Yang, a member of the Systems and Architecture faculty, joined Duke in 2008 as an assistant professor of computer science. Previously, she was an assistant professor at the University of California at Irvine. She is currently on sabbatical.
Yang’s research focus in networking includes Internet security, routing, resource allocation and data center networking. She currently is a member of a national team working on the National Science Foundation’s Future Internet Architecture Project.
“The goal is to design the Internet for the future,” Yang said. “Basically the Internet was designed in the 1960s for researchers to share files, but there are many kinds of challenges that we see today that were not resolved at that time, like security. The Internet is vulnerable to many attacks today.”
In addition to defense against malicious attacks, Computer Science Chairman Carlo Tomasi noted that fair cost-sharing and message traffic congestion were theoretical considerations left to a few visionaries in 1969.
“Now, four decades later, these are among the key problems in keeping the Internet running effectively,” he said, “and Xiaowei works on them as one of a small elite of top-notch researchers in networking systems.”
In 2009, Yang won an NSF Career Award to investigate how to address the security vulnerabilities of the Internet.
Her group at Duke also has been working on social network security, focusing on how to efficiently identify fake accounts.
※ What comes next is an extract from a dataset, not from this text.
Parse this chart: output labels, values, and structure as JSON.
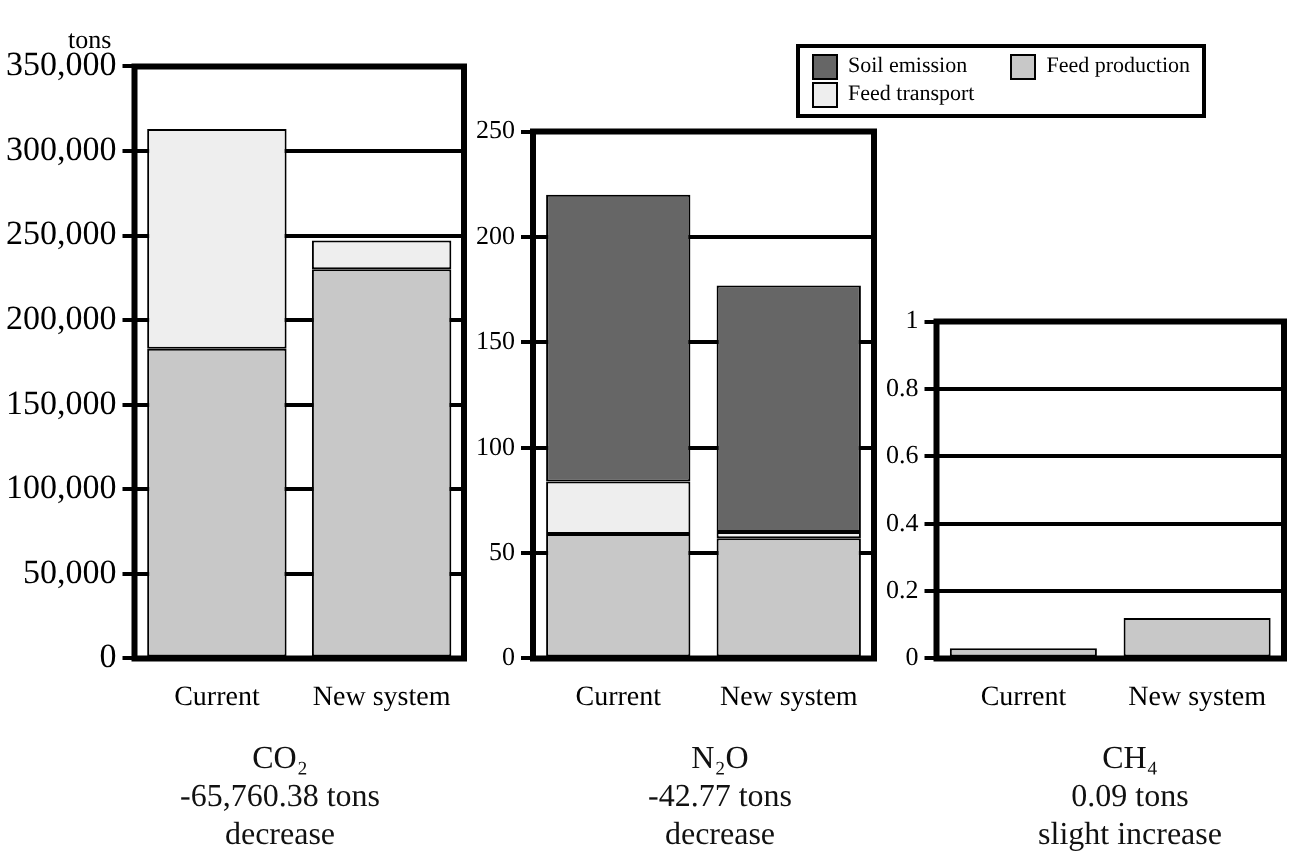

In applying their algorithm on a large scale for a leading social network in Spain (Tuenti), they were able to detect fake accounts with an accuracy of more than 90 percent, much higher than the current 5 percent accuracy of manual detection.
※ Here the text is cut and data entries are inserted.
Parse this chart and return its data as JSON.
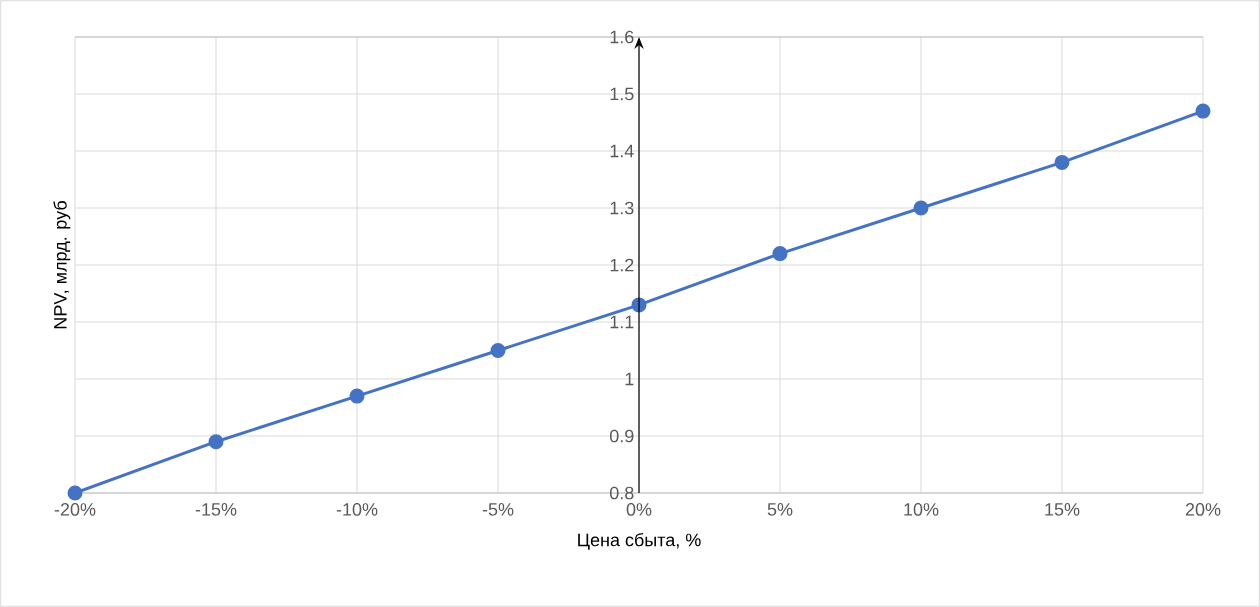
{
  "chart_data": {
    "type": "line",
    "xlabel": "Цена сбыта, %",
    "ylabel": "NPV, млрд. руб",
    "categories": [
      "-20%",
      "-15%",
      "-10%",
      "-5%",
      "0%",
      "5%",
      "10%",
      "15%",
      "20%"
    ],
    "series": [
      {
        "color": "#4472c4",
        "values": [
          0.8,
          0.89,
          0.97,
          1.05,
          1.13,
          1.22,
          1.3,
          1.38,
          1.47
        ]
      }
    ],
    "ylim": [
      0.8,
      1.6
    ],
    "yticks": [
      0.8,
      0.9,
      1,
      1.1,
      1.2,
      1.3,
      1.4,
      1.5,
      1.6
    ],
    "grid": true,
    "marker": "circle",
    "line_style": "solid"
  }
}
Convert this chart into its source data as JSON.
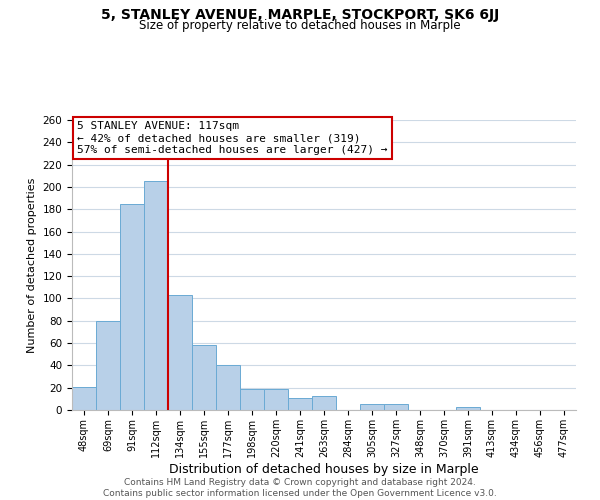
{
  "title": "5, STANLEY AVENUE, MARPLE, STOCKPORT, SK6 6JJ",
  "subtitle": "Size of property relative to detached houses in Marple",
  "xlabel": "Distribution of detached houses by size in Marple",
  "ylabel": "Number of detached properties",
  "bar_labels": [
    "48sqm",
    "69sqm",
    "91sqm",
    "112sqm",
    "134sqm",
    "155sqm",
    "177sqm",
    "198sqm",
    "220sqm",
    "241sqm",
    "263sqm",
    "284sqm",
    "305sqm",
    "327sqm",
    "348sqm",
    "370sqm",
    "391sqm",
    "413sqm",
    "434sqm",
    "456sqm",
    "477sqm"
  ],
  "bar_values": [
    21,
    80,
    185,
    205,
    103,
    58,
    40,
    19,
    19,
    11,
    13,
    0,
    5,
    5,
    0,
    0,
    3,
    0,
    0,
    0,
    0
  ],
  "bar_color": "#b8d0e8",
  "bar_edge_color": "#6aaad4",
  "vline_x": 3.5,
  "vline_color": "#cc0000",
  "ylim": [
    0,
    260
  ],
  "yticks": [
    0,
    20,
    40,
    60,
    80,
    100,
    120,
    140,
    160,
    180,
    200,
    220,
    240,
    260
  ],
  "annotation_title": "5 STANLEY AVENUE: 117sqm",
  "annotation_line1": "← 42% of detached houses are smaller (319)",
  "annotation_line2": "57% of semi-detached houses are larger (427) →",
  "annotation_box_color": "#ffffff",
  "annotation_box_edge": "#cc0000",
  "footer_line1": "Contains HM Land Registry data © Crown copyright and database right 2024.",
  "footer_line2": "Contains public sector information licensed under the Open Government Licence v3.0.",
  "background_color": "#ffffff",
  "grid_color": "#cdd9e5"
}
In collaboration with researchers at Microsoft, Yang’s group also is trying to develop algorithms to automatically mitigate failures in datacenter networks. When detected, the faulty components can be shut down without any noticeable service degradation because of the built-in redundancy in datacenter networks.
Another recent research project is comparing the costs and performance of various public cloud providers. As an offshoot of the research, a comparison of public cloud computing providers by Yang’s group has helped large commercial providers uncover performance problems and has provided benchmarking tools for consumers to use when choosing a provider.
Yang is also a faculty mentor of the Duke Chapter of the Association for Computing Machinery — Women in Computing, which provides a venue for female students to share experiences and speak with role models.
“Xiaowei cares deeply about diversity at Duke,” Tomasi said. “We are proud to have Xiaowei among us, and we are grateful for all she does for our department.”